Falling Yields Chase Investors From a Financial Services ETF

Declining Treasury yields are chasing investors from some exchange traded funds tracking financial services stocks, including the iShares U.S. Financial Services ETF (NYSEArca: IYG).

“Investors yanked $174 million from the iShares U.S. Financial Services ETF, or IYG, on June 19. That’s a record outflow for the fund which — with over 60 percent of its holdings in U.S. banks — has the largest exposure among broad financials ETFs. And volume was over $214 million, almost 15 times the average daily turnover in the past year,” reports Bloomberg.

The $1.87 billion IYG recently turned 18 years old and tracks the Dow Jones U.S. Financial Services Index. IYG holds 115 stocks.

Higher Yields Better For Banks

Earlier this year, financials were also propped up by a rise in bond yields as higher interest rates typically widen the margin spread between bank loans and deposits. The spreads will further widen as the Federal Reserve has stated its intentions to raise interest rates in response to economic growth and rising inflation.

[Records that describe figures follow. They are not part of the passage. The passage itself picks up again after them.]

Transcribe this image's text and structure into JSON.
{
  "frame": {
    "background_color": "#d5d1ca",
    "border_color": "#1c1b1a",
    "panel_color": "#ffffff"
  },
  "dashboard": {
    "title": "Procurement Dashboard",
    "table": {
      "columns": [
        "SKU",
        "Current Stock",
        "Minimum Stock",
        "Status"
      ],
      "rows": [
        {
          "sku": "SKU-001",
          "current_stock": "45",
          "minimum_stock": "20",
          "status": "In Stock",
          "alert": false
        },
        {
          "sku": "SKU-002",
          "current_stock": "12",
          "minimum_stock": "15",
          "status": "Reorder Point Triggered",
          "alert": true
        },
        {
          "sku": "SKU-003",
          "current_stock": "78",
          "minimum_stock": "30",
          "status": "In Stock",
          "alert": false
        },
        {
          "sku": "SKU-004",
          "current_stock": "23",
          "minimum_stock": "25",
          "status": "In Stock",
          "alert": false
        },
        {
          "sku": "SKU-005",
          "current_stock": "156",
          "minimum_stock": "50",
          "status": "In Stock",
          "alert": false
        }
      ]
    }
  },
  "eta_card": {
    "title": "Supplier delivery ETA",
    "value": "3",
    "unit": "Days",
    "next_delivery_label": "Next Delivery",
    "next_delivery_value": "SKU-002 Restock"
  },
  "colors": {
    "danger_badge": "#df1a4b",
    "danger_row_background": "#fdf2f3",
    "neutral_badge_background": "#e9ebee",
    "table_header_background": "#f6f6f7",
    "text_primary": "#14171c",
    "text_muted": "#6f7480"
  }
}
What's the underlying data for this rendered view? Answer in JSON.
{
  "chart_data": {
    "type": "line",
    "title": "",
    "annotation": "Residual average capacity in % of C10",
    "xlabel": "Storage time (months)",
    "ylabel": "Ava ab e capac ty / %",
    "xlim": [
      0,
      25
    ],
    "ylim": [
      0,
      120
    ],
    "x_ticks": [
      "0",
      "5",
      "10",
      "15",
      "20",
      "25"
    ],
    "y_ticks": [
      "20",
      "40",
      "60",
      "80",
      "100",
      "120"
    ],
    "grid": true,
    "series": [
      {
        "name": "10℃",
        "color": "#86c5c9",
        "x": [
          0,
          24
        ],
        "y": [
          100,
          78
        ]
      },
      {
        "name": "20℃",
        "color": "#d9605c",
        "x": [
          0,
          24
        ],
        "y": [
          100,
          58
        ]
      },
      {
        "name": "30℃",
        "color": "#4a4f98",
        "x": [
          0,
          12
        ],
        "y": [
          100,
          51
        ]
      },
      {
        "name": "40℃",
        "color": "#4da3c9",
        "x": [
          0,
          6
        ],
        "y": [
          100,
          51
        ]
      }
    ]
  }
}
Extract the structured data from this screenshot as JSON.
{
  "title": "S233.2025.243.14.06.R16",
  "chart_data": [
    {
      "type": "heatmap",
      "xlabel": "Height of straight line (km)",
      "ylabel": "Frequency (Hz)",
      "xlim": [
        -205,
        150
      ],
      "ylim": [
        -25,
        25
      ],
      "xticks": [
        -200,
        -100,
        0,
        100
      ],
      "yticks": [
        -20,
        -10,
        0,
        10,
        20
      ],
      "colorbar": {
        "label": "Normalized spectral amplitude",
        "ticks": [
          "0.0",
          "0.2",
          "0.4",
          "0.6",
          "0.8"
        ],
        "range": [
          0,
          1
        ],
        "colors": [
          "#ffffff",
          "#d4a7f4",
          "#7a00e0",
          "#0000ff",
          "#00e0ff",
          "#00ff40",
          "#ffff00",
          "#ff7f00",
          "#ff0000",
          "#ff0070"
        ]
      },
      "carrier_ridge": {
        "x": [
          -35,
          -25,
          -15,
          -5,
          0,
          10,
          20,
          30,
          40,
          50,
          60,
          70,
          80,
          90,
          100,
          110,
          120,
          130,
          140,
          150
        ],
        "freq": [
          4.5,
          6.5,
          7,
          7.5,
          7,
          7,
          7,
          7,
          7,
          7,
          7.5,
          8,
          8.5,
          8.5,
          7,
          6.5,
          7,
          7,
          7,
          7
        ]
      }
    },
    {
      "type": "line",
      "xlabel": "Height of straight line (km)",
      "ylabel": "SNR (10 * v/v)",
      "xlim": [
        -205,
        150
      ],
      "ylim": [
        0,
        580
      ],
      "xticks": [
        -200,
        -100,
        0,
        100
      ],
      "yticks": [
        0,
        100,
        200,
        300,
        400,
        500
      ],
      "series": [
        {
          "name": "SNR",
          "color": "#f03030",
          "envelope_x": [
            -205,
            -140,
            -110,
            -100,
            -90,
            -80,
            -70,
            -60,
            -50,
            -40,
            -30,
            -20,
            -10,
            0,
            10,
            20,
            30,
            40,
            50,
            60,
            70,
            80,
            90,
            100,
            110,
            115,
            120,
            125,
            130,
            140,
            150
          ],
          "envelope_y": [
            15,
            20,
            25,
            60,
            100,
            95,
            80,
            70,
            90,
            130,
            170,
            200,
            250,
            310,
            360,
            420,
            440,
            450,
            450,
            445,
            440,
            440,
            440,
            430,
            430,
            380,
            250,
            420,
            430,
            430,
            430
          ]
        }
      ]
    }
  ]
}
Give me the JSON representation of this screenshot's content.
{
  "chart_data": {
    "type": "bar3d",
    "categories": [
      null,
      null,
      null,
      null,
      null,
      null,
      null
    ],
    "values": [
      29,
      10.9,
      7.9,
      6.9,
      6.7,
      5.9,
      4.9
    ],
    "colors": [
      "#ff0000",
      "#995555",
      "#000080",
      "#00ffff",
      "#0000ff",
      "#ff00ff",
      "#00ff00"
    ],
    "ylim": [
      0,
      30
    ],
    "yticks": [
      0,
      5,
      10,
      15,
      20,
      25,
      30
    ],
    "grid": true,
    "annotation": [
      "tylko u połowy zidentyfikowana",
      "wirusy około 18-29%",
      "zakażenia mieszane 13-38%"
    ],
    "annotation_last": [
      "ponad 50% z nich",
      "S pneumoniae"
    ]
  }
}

Banks are usually positively correlated to higher Treasury yields because as those yields rise, banks can charge higher rates on loans.

“Mounting trade war concerns and declining Treasury yields this week have put pressure on bank stocks. The yield on 10-year Treasuries was as low as 2.88 percent Wednesday, the lowest since June 1, putting investors’ hopes for 3 percent on hold,” according to Bloomberg.